1899. On a ship bound for New York in the middle of the Atlantic, a Golem comes to life. Soon after, her master and sole reason for living, dies. A little ways across the water, a Jinni turned human emerges from more than a thousand years of captivity in a flask in the shop of a tinsmith in lower Manhattan, thousands of miles away from his home in the Syrian desert. Both are out of time and out of place. Who are they in such circumstances? And who will they become?
So begins Helene Wecker’s debut novel, which reached inside my body and grabbed my guts with such force, I couldn’t let go of it until I’d finished.
I hate to oversell it, because I know how weird some people get about that sort of thing. Afterwards they come at you with knives. You said this book was amazing! You said it would cure cancer! You said I would get laid after! Honestly, I don’t know what they’re thinking when this happens, because reading is always very personal, at least the way I do it. So maybe it won’t be overselling it if I say to you all that I loved this book because it felt so very personal. Because even though fantastical things were happening all over the place and its events occur over 100 years ago, this book is one of the most *real* books I’ve ever read. The atmosphere, the characters, the culture. Everything about it.
And then, of course, there is the love. And not just romance. This book is NOT a romance, although there is a love story in it.

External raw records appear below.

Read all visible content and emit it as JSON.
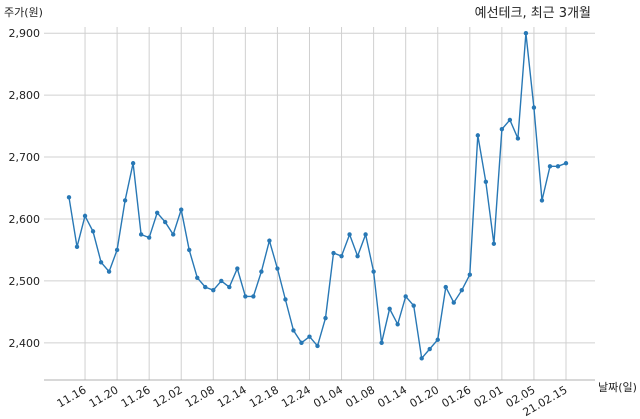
{
  "chart_data": {
    "type": "line",
    "title": "예선테크, 최근 3개월",
    "ylabel": "주가(원)",
    "xlabel": "날짜(일)",
    "ylim": [
      2340,
      2910
    ],
    "yticks": [
      2400,
      2500,
      2600,
      2700,
      2800,
      2900
    ],
    "ytick_labels": [
      "2,400",
      "2,500",
      "2,600",
      "2,700",
      "2,800",
      "2,900"
    ],
    "xtick_labels": [
      "11.16",
      "11.20",
      "11.26",
      "12.02",
      "12.08",
      "12.14",
      "12.18",
      "12.24",
      "01.04",
      "01.08",
      "01.14",
      "01.20",
      "01.26",
      "02.01",
      "02.05",
      "21.02.15"
    ],
    "xtick_indices": [
      2,
      6,
      10,
      14,
      18,
      22,
      26,
      30,
      34,
      38,
      42,
      46,
      50,
      54,
      58,
      62
    ],
    "grid": true,
    "series": [
      {
        "color": "#2878b5",
        "values": [
          2635,
          2555,
          2605,
          2580,
          2530,
          2515,
          2550,
          2630,
          2690,
          2575,
          2570,
          2610,
          2595,
          2575,
          2615,
          2550,
          2505,
          2490,
          2485,
          2500,
          2490,
          2520,
          2475,
          2475,
          2515,
          2565,
          2520,
          2470,
          2420,
          2400,
          2410,
          2395,
          2440,
          2545,
          2540,
          2575,
          2540,
          2575,
          2515,
          2400,
          2455,
          2430,
          2475,
          2460,
          2375,
          2390,
          2405,
          2490,
          2465,
          2485,
          2510,
          2735,
          2660,
          2560,
          2745,
          2760,
          2730,
          2900,
          2780,
          2630,
          2685,
          2685,
          2690
        ]
      }
    ]
  }
}
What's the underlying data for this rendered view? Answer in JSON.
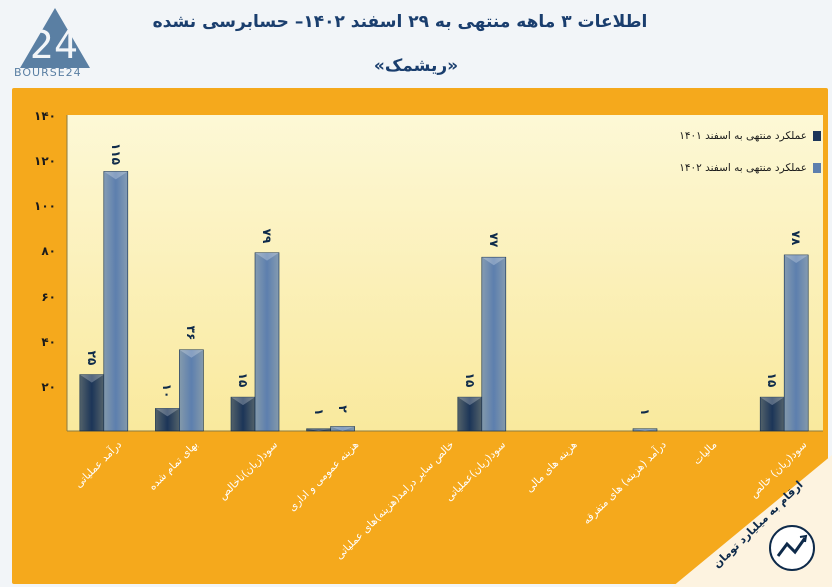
{
  "header": {
    "title": "اطلاعات ۳ ماهه منتهی به ۲۹ اسفند ۱۴۰۲– حسابرسی نشده",
    "subtitle": "«ریشمک»",
    "logo_text": "BOURSE24",
    "logo_mark": "24"
  },
  "unit_note": "ارقام به میلیارد تومان",
  "colors": {
    "frame": "#f5a91c",
    "series_1401": "#1c3558",
    "series_1402": "#5d7fae",
    "title": "#1a3e6e"
  },
  "chart_data": {
    "type": "bar",
    "title": "اطلاعات ۳ ماهه منتهی به ۲۹ اسفند ۱۴۰۲– حسابرسی نشده",
    "xlabel": "",
    "ylabel": "",
    "ylim": [
      0,
      140
    ],
    "yticks": [
      "۱۴۰",
      "۱۲۰",
      "۱۰۰",
      "۸۰",
      "۶۰",
      "۴۰",
      "۲۰"
    ],
    "ytick_values": [
      140,
      120,
      100,
      80,
      60,
      40,
      20
    ],
    "grid": false,
    "legend_position": "top-right",
    "categories": [
      "درآمد عملیاتی",
      "بهای تمام شده",
      "سود(زیان)ناخالص",
      "هزینه عمومی و اداری",
      "خالص سایر درامد(هزینه)های عملیاتی",
      "سود(زیان)عملیاتی",
      "هزینه های مالی",
      "درآمد (هزینه) های متفرقه",
      "مالیات",
      "سود(زیان) خالص"
    ],
    "series": [
      {
        "name": "عملکرد منتهی به اسفند ۱۴۰۱",
        "values": [
          25,
          10,
          15,
          1,
          0,
          15,
          0,
          0,
          0,
          15
        ],
        "labels": [
          "۲۵",
          "۱۰",
          "۱۵",
          "۱",
          "",
          "۱۵",
          "",
          "",
          "",
          "۱۵"
        ]
      },
      {
        "name": "عملکرد منتهی به اسفند ۱۴۰۲",
        "values": [
          115,
          36,
          79,
          2,
          0,
          77,
          0,
          1,
          0,
          78
        ],
        "labels": [
          "۱۱۵",
          "۳۶",
          "۷۹",
          "۲",
          "",
          "۷۷",
          "",
          "۱",
          "",
          "۷۸"
        ]
      }
    ]
  }
}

Mostly this is a story about two people (plus the side characters, who are fleshed out in a lovely manner) who have to figure out how to live in a world they weren’t built for and have no experience with. I don’t think it’s a coincidence that Wecker set her story in turn of the century New York when so many people were immigrating to America from The Old Country, whichever Old Country you prefer, although this book mostly focuses on the Little Syria and Hebrew neighborhoods. It’s a world in which everyone has delineated roles, and they cling to those roles in the face of the large and unfamiliar country they are now inhabiting. The contrast between all these immigrants and the Golem and the Jinni makes for a very satisfying read. (The contrast between all the different settings and cultures was great as well.) There’s also some lovely meditation on religion and faith, but again mostly it’s all about the characters. And I won’t spoil it, but there are some pretty great plot twists as well.
I checked this book out of the library, and am regretting it. The actual physical book was *gorgeous*. Thick paper, set in old timey typeface, with navy blue-tipped pages. I need to own it in hardcover immediately, considering how much I ended up loving it (I stayed up way too late last night finishing it, and am now wasted for my work day, but it was totally worth it).